El informe PISA
En los últimos debates educativos suele planear la sombra de la bajada o no del nivel académico de los alumnos. Es una constante sobre la que nadie se pone de acuerdo. En seguida se cita algún texto antiguo para demostrar que el supuesto descenso es un falso mantra que se repite a lo largo de la historia. Otros prefieren comparar los currículos o los manuales escolares de distintas épocas para expresar déficits claros en detrimento del rigor de los currículos actuales. Hay quienes directamente les basta –universal concreto– con acudir al aula y comprobar a diario el desfase con respecto a cursos anteriores donde también ejercieron la docencia. Los hay, en fin, que aducen el gran cambio que representó dejar atrás la antigua EGB y pasar al sistema LOGSE en donde la ampliación de la etapa obligatoria hasta los 16 años introdujo –vía Europa– la escuela comprensiva en España.

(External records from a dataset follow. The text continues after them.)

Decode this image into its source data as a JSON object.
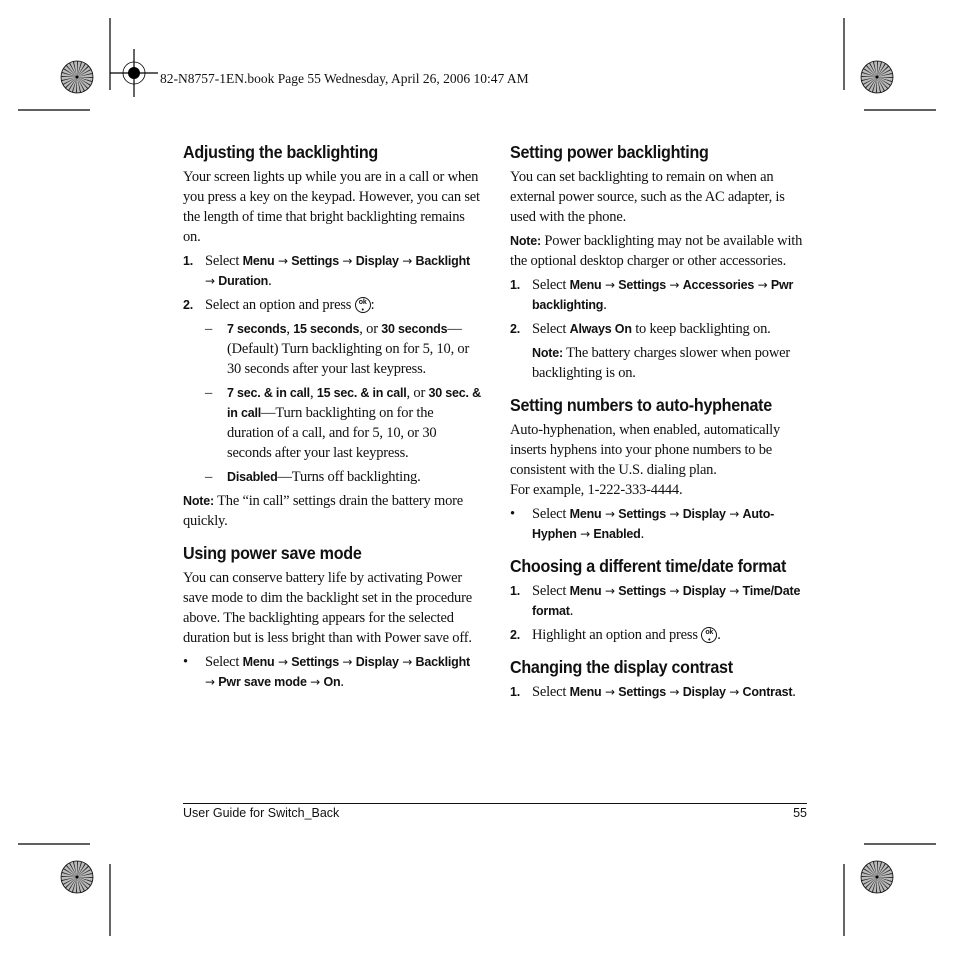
{
  "header": {
    "file_line": "82-N8757-1EN.book  Page 55  Wednesday, April 26, 2006  10:47 AM"
  },
  "icons": {
    "arrow": "→",
    "ok_key": "ok-key-icon"
  },
  "left": {
    "s1": {
      "title": "Adjusting the backlighting",
      "intro": "Your screen lights up while you are in a call or when you press a key on the keypad. However, you can set the length of time that bright backlighting remains on.",
      "step1_num": "1.",
      "step1_pre": "Select ",
      "menu": "Menu",
      "settings": "Settings",
      "display": "Display",
      "backlight": "Backlight",
      "duration": "Duration",
      "period": ".",
      "step2_num": "2.",
      "step2_text": "Select an option and press ",
      "colon": ":",
      "opt1_b1": "7 seconds",
      "opt1_t1": ", ",
      "opt1_b2": "15 seconds",
      "opt1_t2": ", or ",
      "opt1_b3": "30 seconds",
      "opt1_rest": "—(Default) Turn backlighting on for 5, 10, or 30 seconds after your last keypress.",
      "opt2_b1": "7 sec. & in call",
      "opt2_t1": ", ",
      "opt2_b2": "15 sec. & in call",
      "opt2_t2": ", or ",
      "opt2_b3": "30 sec. & in call",
      "opt2_rest": "—Turn backlighting on for the duration of a call, and for 5, 10, or 30 seconds after your last keypress.",
      "opt3_b1": "Disabled",
      "opt3_rest": "—Turns off backlighting.",
      "dash": "–",
      "note_label": "Note:",
      "note_text": "  The “in call” settings drain the battery more quickly."
    },
    "s2": {
      "title": "Using power save mode",
      "intro": "You can conserve battery life by activating Power save mode to dim the backlight set in the procedure above. The backlighting appears for the selected duration but is less bright than with Power save off.",
      "bullet": "•",
      "pre": "Select ",
      "menu": "Menu",
      "settings": "Settings",
      "display": "Display",
      "backlight": "Backlight",
      "pwr": "Pwr save mode",
      "on": "On",
      "period": "."
    }
  },
  "right": {
    "s1": {
      "title": "Setting power backlighting",
      "intro": "You can set backlighting to remain on when an external power source, such as the AC adapter, is used with the phone.",
      "note_label": "Note:",
      "note_text": "  Power backlighting may not be available with the optional desktop charger or other accessories.",
      "step1_num": "1.",
      "pre": "Select ",
      "menu": "Menu",
      "settings": "Settings",
      "accessories": "Accessories",
      "pwr": "Pwr backlighting",
      "period": ".",
      "step2_num": "2.",
      "step2_pre": "Select ",
      "always_on": "Always On",
      "step2_rest": " to keep backlighting on.",
      "note2_label": "Note:",
      "note2_text": "  The battery charges slower when power backlighting is on."
    },
    "s2": {
      "title": "Setting numbers to auto-hyphenate",
      "intro": "Auto-hyphenation, when enabled, automatically inserts hyphens into your phone numbers to be consistent with the U.S. dialing plan.",
      "example": "For example, 1-222-333-4444.",
      "bullet": "•",
      "pre": "Select ",
      "menu": "Menu",
      "settings": "Settings",
      "display": "Display",
      "autohyphen": "Auto-Hyphen",
      "enabled": "Enabled",
      "period": "."
    },
    "s3": {
      "title": "Choosing a different time/date format",
      "step1_num": "1.",
      "pre": "Select ",
      "menu": "Menu",
      "settings": "Settings",
      "display": "Display",
      "timedate": "Time/Date format",
      "period": ".",
      "step2_num": "2.",
      "step2_text": "Highlight an option and press ",
      "step2_end": "."
    },
    "s4": {
      "title": "Changing the display contrast",
      "step1_num": "1.",
      "pre": "Select ",
      "menu": "Menu",
      "settings": "Settings",
      "display": "Display",
      "contrast": "Contrast",
      "period": "."
    }
  },
  "footer": {
    "guide_title": "User Guide for Switch_Back",
    "page_number": "55"
  }
}
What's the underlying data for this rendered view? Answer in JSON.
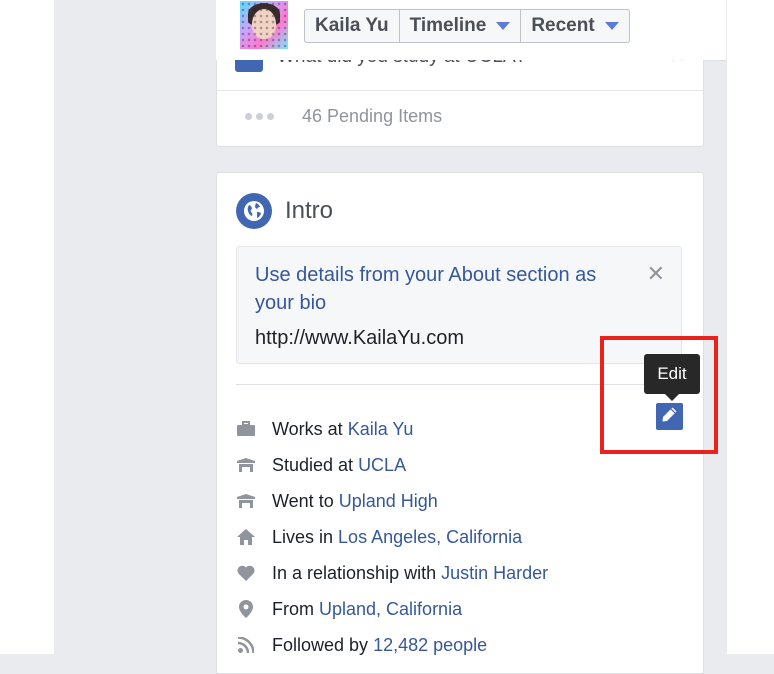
{
  "header": {
    "profile_name": "Kaila Yu",
    "timeline_label": "Timeline",
    "recent_label": "Recent"
  },
  "composer": {
    "cutoff_prompt": "What did you study at UCLA?",
    "pending_items": "46 Pending Items"
  },
  "intro": {
    "title": "Intro",
    "bio_suggestion": "Use details from your About section as your bio",
    "bio_url": "http://www.KailaYu.com",
    "edit_tooltip": "Edit",
    "items": [
      {
        "icon": "briefcase-icon",
        "prefix": "Works at ",
        "link": "Kaila Yu"
      },
      {
        "icon": "graduation-cap-icon",
        "prefix": "Studied at ",
        "link": "UCLA"
      },
      {
        "icon": "graduation-cap-icon",
        "prefix": "Went to ",
        "link": "Upland High"
      },
      {
        "icon": "house-icon",
        "prefix": "Lives in ",
        "link": "Los Angeles, California"
      },
      {
        "icon": "heart-icon",
        "prefix": "In a relationship with ",
        "link": "Justin Harder"
      },
      {
        "icon": "map-pin-icon",
        "prefix": "From ",
        "link": "Upland, California"
      },
      {
        "icon": "rss-icon",
        "prefix": "Followed by ",
        "link": "12,482 people"
      }
    ]
  },
  "colors": {
    "link": "#365899",
    "accent": "#4267b2",
    "highlight": "#e8231d",
    "tooltip_bg": "#282828"
  }
}
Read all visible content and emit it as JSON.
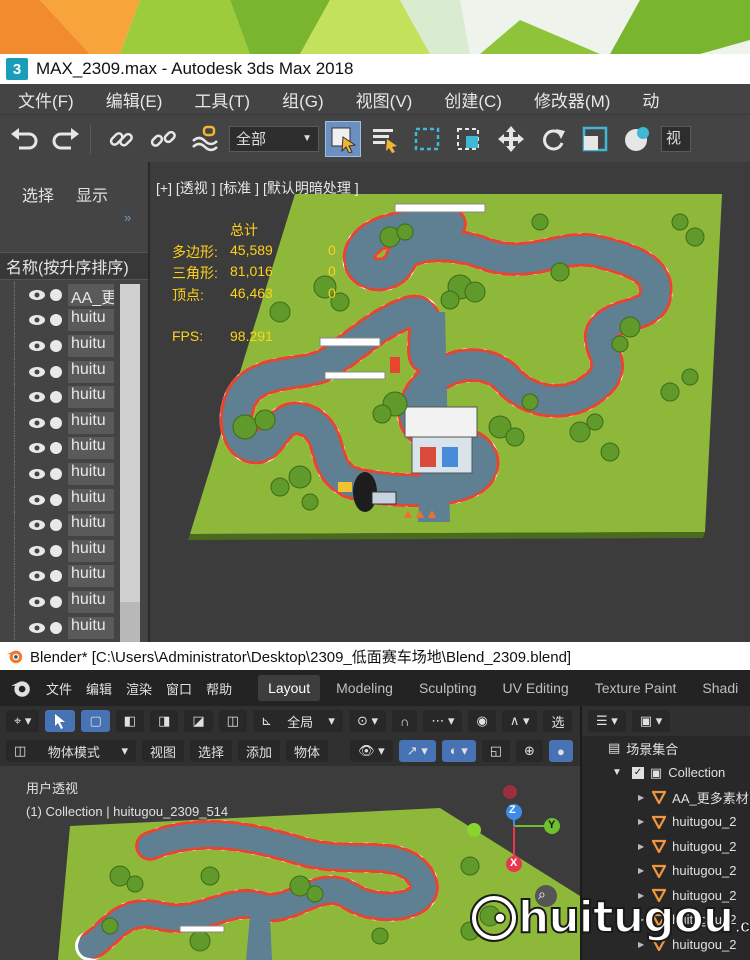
{
  "max": {
    "title": "MAX_2309.max - Autodesk 3ds Max 2018",
    "logo_text": "3",
    "menu": [
      "文件(F)",
      "编辑(E)",
      "工具(T)",
      "组(G)",
      "视图(V)",
      "创建(C)",
      "修改器(M)",
      "动"
    ],
    "toolbar": {
      "selection_filter": "全部",
      "viewport_cut": "视"
    },
    "scene_explorer": {
      "tabs": [
        "选择",
        "显示"
      ],
      "column_header": "名称(按升序排序)",
      "rows": [
        "AA_更",
        "huitu",
        "huitu",
        "huitu",
        "huitu",
        "huitu",
        "huitu",
        "huitu",
        "huitu",
        "huitu",
        "huitu",
        "huitu",
        "huitu",
        "huitu"
      ]
    },
    "viewport": {
      "label": "[+] [透视 ] [标准 ] [默认明暗处理 ]",
      "stats": {
        "header": "总计",
        "polygons_label": "多边形:",
        "polygons_value": "45,589",
        "polygons_sel": "0",
        "triangles_label": "三角形:",
        "triangles_value": "81,016",
        "triangles_sel": "0",
        "vertices_label": "顶点:",
        "vertices_value": "46,463",
        "vertices_sel": "0",
        "fps_label": "FPS:",
        "fps_value": "98.291"
      }
    }
  },
  "blender": {
    "title": "Blender* [C:\\Users\\Administrator\\Desktop\\2309_低面赛车场地\\Blend_2309.blend]",
    "menu": [
      "文件",
      "编辑",
      "渲染",
      "窗口",
      "帮助"
    ],
    "workspaces": [
      "Layout",
      "Modeling",
      "Sculpting",
      "UV Editing",
      "Texture Paint",
      "Shadi"
    ],
    "header1": {
      "transform_orientation": "全局",
      "select_cut": "选"
    },
    "header2": {
      "mode": "物体模式",
      "view": "视图",
      "select": "选择",
      "add": "添加",
      "object": "物体"
    },
    "viewport": {
      "name": "用户透视",
      "info": "(1) Collection | huitugou_2309_514",
      "gizmo": {
        "z": "Z",
        "y": "Y",
        "x": "X"
      }
    },
    "outliner": {
      "scene_collection": "场景集合",
      "collection": "Collection",
      "items": [
        "AA_更多素材",
        "huitugou_2",
        "huitugou_2",
        "huitugou_2",
        "huitugou_2",
        "huitugou_2",
        "huitugou_2"
      ]
    }
  },
  "watermark": {
    "text": "huitugou",
    "suffix": ".com"
  },
  "colors": {
    "max_bg": "#444444",
    "viewport_bg": "#3c3c3c",
    "stats_yellow": "#ffd21a",
    "grass": "#8db83a",
    "track": "#5f7f93",
    "blender_active": "#4772b3"
  }
}
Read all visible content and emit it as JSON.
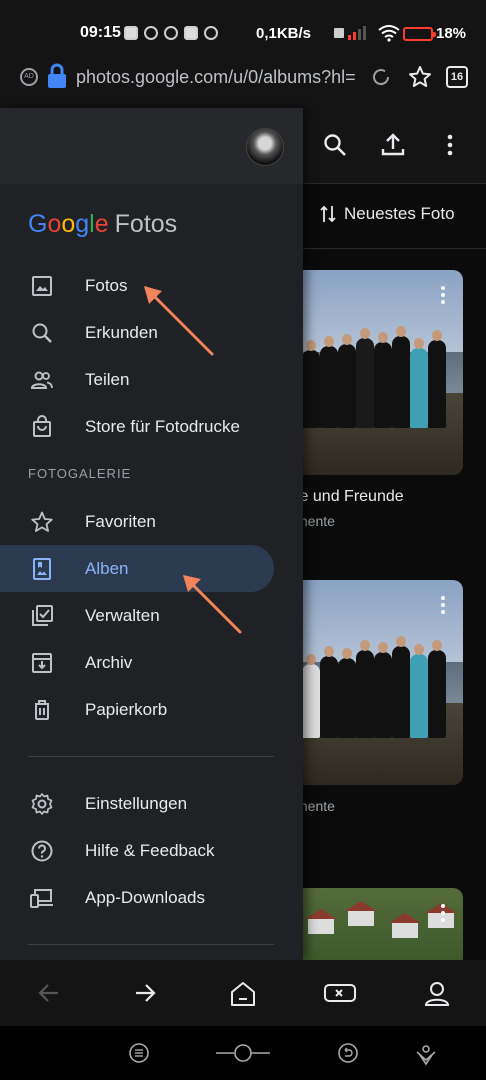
{
  "status_bar": {
    "time": "09:15",
    "network_speed": "0,1KB/s",
    "battery_percent": "18%"
  },
  "url_bar": {
    "url": "photos.google.com/u/0/albums?hl=",
    "tab_count": "16"
  },
  "toolbar": {
    "sort_label": "Neuestes Foto"
  },
  "drawer": {
    "brand_google": [
      "G",
      "o",
      "o",
      "g",
      "l",
      "e"
    ],
    "brand_product": "Fotos",
    "items_top": [
      {
        "label": "Fotos",
        "icon": "image-icon"
      },
      {
        "label": "Erkunden",
        "icon": "search-icon"
      },
      {
        "label": "Teilen",
        "icon": "people-icon"
      },
      {
        "label": "Store für Fotodrucke",
        "icon": "shopping-bag-icon"
      }
    ],
    "section_label": "FOTOGALERIE",
    "items_gallery": [
      {
        "label": "Favoriten",
        "icon": "star-icon"
      },
      {
        "label": "Alben",
        "icon": "album-icon",
        "active": true
      },
      {
        "label": "Verwalten",
        "icon": "manage-icon"
      },
      {
        "label": "Archiv",
        "icon": "archive-icon"
      },
      {
        "label": "Papierkorb",
        "icon": "trash-icon"
      }
    ],
    "items_bottom": [
      {
        "label": "Einstellungen",
        "icon": "settings-icon"
      },
      {
        "label": "Hilfe & Feedback",
        "icon": "help-icon"
      },
      {
        "label": "App-Downloads",
        "icon": "devices-icon"
      }
    ]
  },
  "albums": [
    {
      "title": "ie und Freunde",
      "count": "mente"
    },
    {
      "title": "",
      "count": "mente"
    }
  ],
  "colors": {
    "drawer_bg": "#202124",
    "active_bg": "#2c3a50",
    "active_text": "#8ab4f8",
    "arrow": "#f0845a",
    "google_blue": "#4285f4",
    "google_red": "#ea4335",
    "google_yellow": "#fbbc05",
    "google_green": "#34a853"
  }
}
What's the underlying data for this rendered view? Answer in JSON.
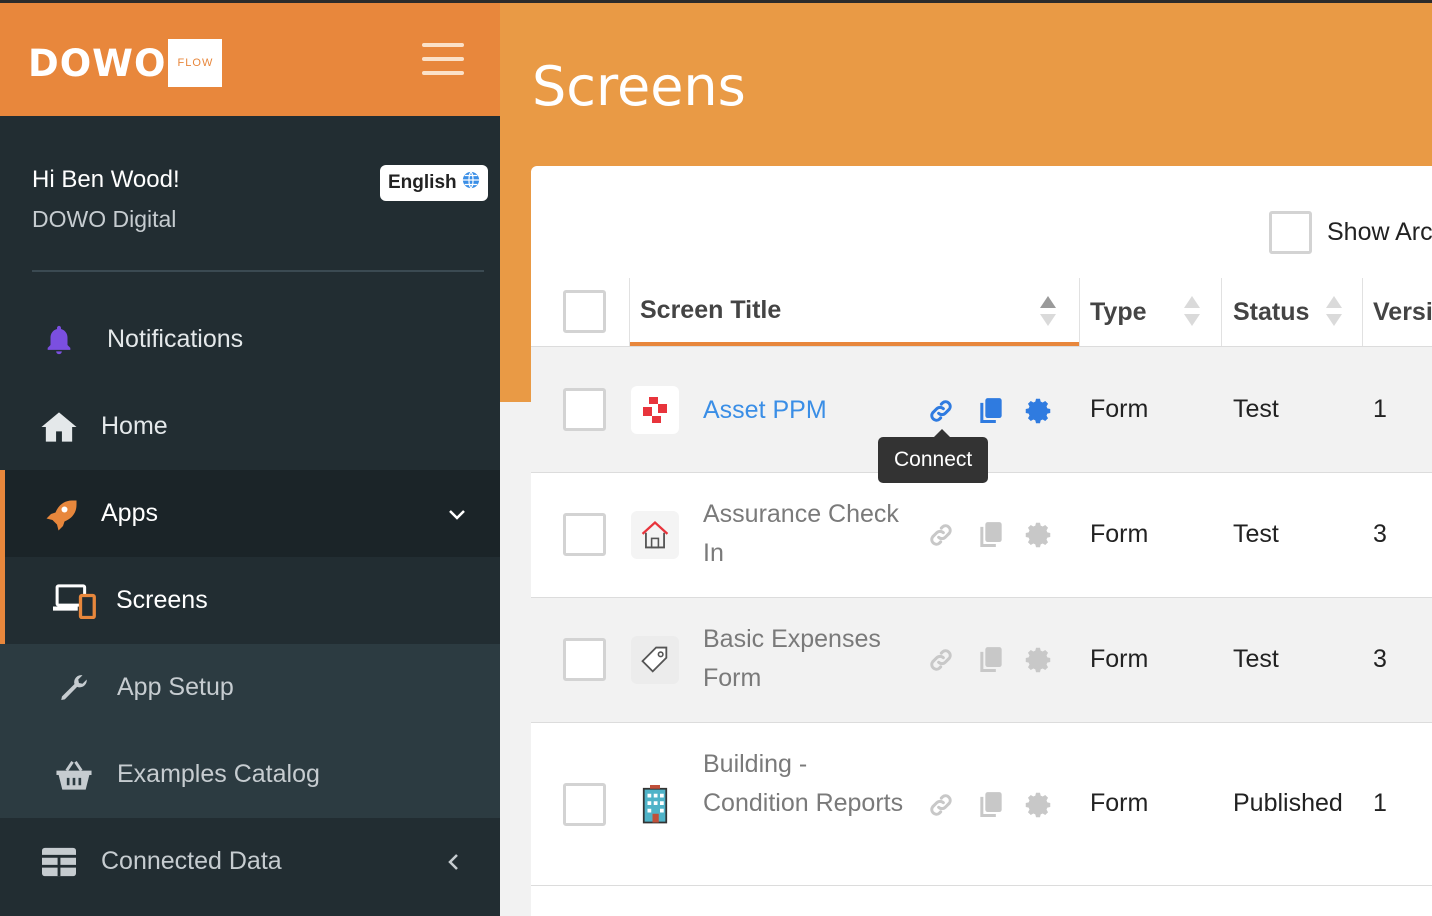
{
  "brand": {
    "name": "DOWO",
    "badge": "FLOW"
  },
  "user": {
    "greeting": "Hi Ben Wood!",
    "org": "DOWO Digital",
    "language": "English"
  },
  "nav": {
    "notifications": "Notifications",
    "home": "Home",
    "apps": "Apps",
    "screens": "Screens",
    "app_setup": "App Setup",
    "examples_catalog": "Examples Catalog",
    "connected_data": "Connected Data"
  },
  "page": {
    "title": "Screens"
  },
  "toolbar": {
    "show_archived": "Show Arc"
  },
  "table": {
    "headers": {
      "title": "Screen Title",
      "type": "Type",
      "status": "Status",
      "version": "Versi"
    },
    "rows": [
      {
        "title": "Asset PPM",
        "type": "Form",
        "status": "Test",
        "version": "1",
        "icon": "asset-ppm-icon"
      },
      {
        "title": "Assurance Check In",
        "type": "Form",
        "status": "Test",
        "version": "3",
        "icon": "house-icon"
      },
      {
        "title": "Basic Expenses Form",
        "type": "Form",
        "status": "Test",
        "version": "3",
        "icon": "tag-icon"
      },
      {
        "title": "Building - Condition Reports",
        "type": "Form",
        "status": "Published",
        "version": "1",
        "icon": "building-icon"
      }
    ]
  },
  "tooltip": {
    "text": "Connect"
  },
  "colors": {
    "accent": "#e8873c",
    "header": "#e99a45",
    "sidebar": "#222d32",
    "link": "#3a8ee6",
    "icon_active": "#2f7be0",
    "icon_muted": "#c8c8c8"
  }
}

El reciente informe PISA no ayuda a despejar dudas. Los datos son poco esperanzadores. Según los responsables del informe, “hay una serie de evidencias que sugieren que la Covid intensificó una trayectoria negativa que venía desde antes”. Sin embargo, nadie ha reparado en que el impulso digitalizador impuesto durante el confinamiento –algunos expertos aseveraron que traería un cambio de paradigma beneficioso– no ha resultado así a tenor del rendimiento en estas pruebas. Como escribiera Campoamor, “todo es según el color del cristal con que se mira”. A ello contribuyen datos sorprendentes. Por ejemplo que regiones con buen capital económico como País Vasco y Cataluña ocupen los últimos puestos clasificatorios. Finlandia, el espejo en que nos mirábamos, deja de ser referencia y se ve superada con gran ventaja por países como Singapur, Japón y Corea del Sur, geografías donde se desconoce el llamado “aprender a aprender” como vía pedagógica.
Jean-Claude Michéa, en su libro La escuela de la ignorancia, propone hablar no tanto de la bajada de nivel como del declive constate de la inteligencia crítica. En la medida en que ejercer el pensamiento crítico exige bases culturales mínimas, deja claro que ambos aspectos no son completamente independientes pero distingue lo que él califica como dos tipos diferentes de ignorancia. Lo cierto es que diferenciar una opinión de una información y ésta de una noticia falsa resulta cada vez más complicado para unos alumnos que pasan mucho más tiempo delante de sus móviles que en las aulas. Aulas en la que los textos de carácter crítico fueron paulatinamente orillados en favor del desarrollo de aprendizajes y competencias útiles para el mercado laboral.
El interés económico y su deriva consumista –inscrito en los objetivos y programas educativos– se ha impuesto a cualquier otro y tiende a percibirse como la principal motivación de la conducta humana. De ahí que en las aulas todo se tiña de cuidados, energía positiva e inteligencia emocional, paliativos de las consecuencias de unas políticas insolidarias –dirigidas precisamente por quienes orquestan este tipo de evaluaciones– que producen cansancio y descontento en una ciudadanía incapaz de gozar y de arrebatarle a su época –de manera educada, inteligente, crítica– los beneficios que atesora y puede llegar a disfrutar.